Teaser Tuesdays is a weekly bookish meme, hosted by MizB of Should Be Reading. Anyone can play along! Just do the following:
- Grab your current read
- Open to a random page
- Share two (2) “teaser” sentences from somewhere on that page
- BE CAREFUL NOT TO INCLUDE SPOILERS! (make sure that what you share doesn’t give too much away! You don’t want to ruin the book for others!)
- Share the title & author, too, so that other TT participants can add the book to their TBR Lists if they like your teasers!
Usually, I only read one book at once (fiction, that is). But over the next six months I will be thinking about eighteenth-century France in preparation for a summer school I’m teaching. So I’ll be reading and re-reading the fiction of the period, but I don’t want that to be all I read. So I’m going to try reading one book at home and another one on public transport and everywhere else! My ‘home’ book is still When Christ and His Saints Slept and my ‘away’ book is Julie, or The New Heloise by Jean-Jacques Rousseau.
This is a book I’ve had on my shelves for many years and never actually got round to, although it’s an important classic – a romantic eighteenth-century bestseller which had a far-reaching influence on the development of the novel. It is rather a chunkster, which may have put me off. But it’s also a novel in letters, so it’s broken up into quite short segments.
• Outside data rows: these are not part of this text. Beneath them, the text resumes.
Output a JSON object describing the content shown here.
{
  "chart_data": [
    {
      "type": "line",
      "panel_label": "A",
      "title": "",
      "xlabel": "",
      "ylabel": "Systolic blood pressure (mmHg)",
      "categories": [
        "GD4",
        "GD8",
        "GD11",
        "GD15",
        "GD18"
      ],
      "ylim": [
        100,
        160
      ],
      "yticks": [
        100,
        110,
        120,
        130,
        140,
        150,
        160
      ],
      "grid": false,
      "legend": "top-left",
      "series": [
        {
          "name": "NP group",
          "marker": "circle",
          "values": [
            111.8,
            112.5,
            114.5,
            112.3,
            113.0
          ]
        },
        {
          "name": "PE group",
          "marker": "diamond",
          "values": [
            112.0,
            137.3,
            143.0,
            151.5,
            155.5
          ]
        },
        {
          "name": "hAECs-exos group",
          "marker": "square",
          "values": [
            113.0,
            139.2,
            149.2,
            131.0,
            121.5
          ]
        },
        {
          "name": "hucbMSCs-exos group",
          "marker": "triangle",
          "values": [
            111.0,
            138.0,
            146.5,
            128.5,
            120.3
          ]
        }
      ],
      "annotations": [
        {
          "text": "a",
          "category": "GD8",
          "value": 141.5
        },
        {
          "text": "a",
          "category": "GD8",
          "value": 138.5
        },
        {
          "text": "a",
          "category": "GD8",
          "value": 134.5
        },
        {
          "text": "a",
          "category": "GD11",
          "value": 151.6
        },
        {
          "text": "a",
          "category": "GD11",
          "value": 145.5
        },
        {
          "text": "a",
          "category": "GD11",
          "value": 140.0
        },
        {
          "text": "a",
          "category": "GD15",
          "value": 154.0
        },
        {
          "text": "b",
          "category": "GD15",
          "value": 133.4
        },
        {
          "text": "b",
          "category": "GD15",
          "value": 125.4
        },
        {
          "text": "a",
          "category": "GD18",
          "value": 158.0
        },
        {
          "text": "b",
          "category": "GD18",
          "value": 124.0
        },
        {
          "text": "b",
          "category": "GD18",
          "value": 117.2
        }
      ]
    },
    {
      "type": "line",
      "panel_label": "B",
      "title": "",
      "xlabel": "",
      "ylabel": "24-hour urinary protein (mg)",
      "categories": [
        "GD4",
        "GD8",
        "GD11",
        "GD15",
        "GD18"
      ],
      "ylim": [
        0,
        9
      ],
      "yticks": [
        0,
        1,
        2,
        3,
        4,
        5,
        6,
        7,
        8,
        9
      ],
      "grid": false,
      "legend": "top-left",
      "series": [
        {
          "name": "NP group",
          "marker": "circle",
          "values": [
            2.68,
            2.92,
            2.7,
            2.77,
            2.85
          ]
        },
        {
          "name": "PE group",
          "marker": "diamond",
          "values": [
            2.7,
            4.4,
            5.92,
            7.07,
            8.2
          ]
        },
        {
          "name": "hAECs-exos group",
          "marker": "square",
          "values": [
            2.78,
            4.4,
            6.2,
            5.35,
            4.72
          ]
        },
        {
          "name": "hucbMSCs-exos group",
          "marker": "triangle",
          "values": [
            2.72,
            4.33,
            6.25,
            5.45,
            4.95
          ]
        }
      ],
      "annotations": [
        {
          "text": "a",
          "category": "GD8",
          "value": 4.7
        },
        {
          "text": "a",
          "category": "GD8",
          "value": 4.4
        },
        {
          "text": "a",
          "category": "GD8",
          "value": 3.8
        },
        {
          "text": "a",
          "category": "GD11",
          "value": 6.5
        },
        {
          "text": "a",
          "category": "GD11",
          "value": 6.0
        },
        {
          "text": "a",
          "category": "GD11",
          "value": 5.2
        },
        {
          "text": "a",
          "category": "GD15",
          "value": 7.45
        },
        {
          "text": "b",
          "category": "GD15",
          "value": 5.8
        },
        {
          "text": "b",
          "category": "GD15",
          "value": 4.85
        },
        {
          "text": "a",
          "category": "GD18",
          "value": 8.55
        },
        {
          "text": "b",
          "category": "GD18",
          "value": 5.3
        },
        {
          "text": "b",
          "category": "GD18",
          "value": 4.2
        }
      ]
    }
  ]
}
So far I’ve read letters from Julie d’Étange, a young girl of good family living in Switzerland, and Saint-Preux, her tutor, who has fallen in love with her but knows it is hopeless because he won’t be considered sufficiently rich and well-born to marry her.
The first teaser is from a Saint-Preux letter, the second from one of Julie’s. I’ve quoted first from the 1997 translation by Philip Stewart and Jean Vache, then the equivalent passage in the French language Pleiade edition, which is the one I’m actually reading.
A hundred times a day I am tempted to throw myself at your feet, to bathe them in my tears, there to find death or forgiveness. Each time a mortal terror numbs my courage; my knees tremble and dare not bend; the words expire on my lips, and my soul can muster no reassurance against the dread of provoking you.
That’s Saint-Preux writing to Julie. Here’s the original French:
Cent fois le jour je suis tenté de me jetter à vos pieds, de les arroser de mes pleurs, d’y obtenir la mort ou mon pardon. Toujours un effroi mortal glace mon courage; mes genoux tremblent et n’osent fléchir; la parole expire sur mes lèvres, et mon ame ne trouve aucune assurance contre la frayeur de vous irriter.
Okay, now here’s Julie:
I believe, I hope, that a heart that seemed to me deserving of all the affection of my own will not belie the generosity I am expecting of it. I further hope that if it were craven enough to take advantage of my disarray and of the admissions it has wrested from me, contempt and indignation would restore the reason I have lost, and I would not myself be so craven as to fear a lover of whom I should have to be ashamed.
And en français:
Je crois, j’espère, qu’un cœur qui m’a paru mériter tout l’attachement du mien ne démentira pas la générosité que j’attends de lui. J’espère encore qui s’il était assez lâche pour abuser de mon égarement et des aveux qu’il m’arrache, le mépris, l’indignation me rendroient la raison que j’ai perdue, et que je ne serais pas assez lâche moi-même pour craindre un amant dont j’aurais à rougir.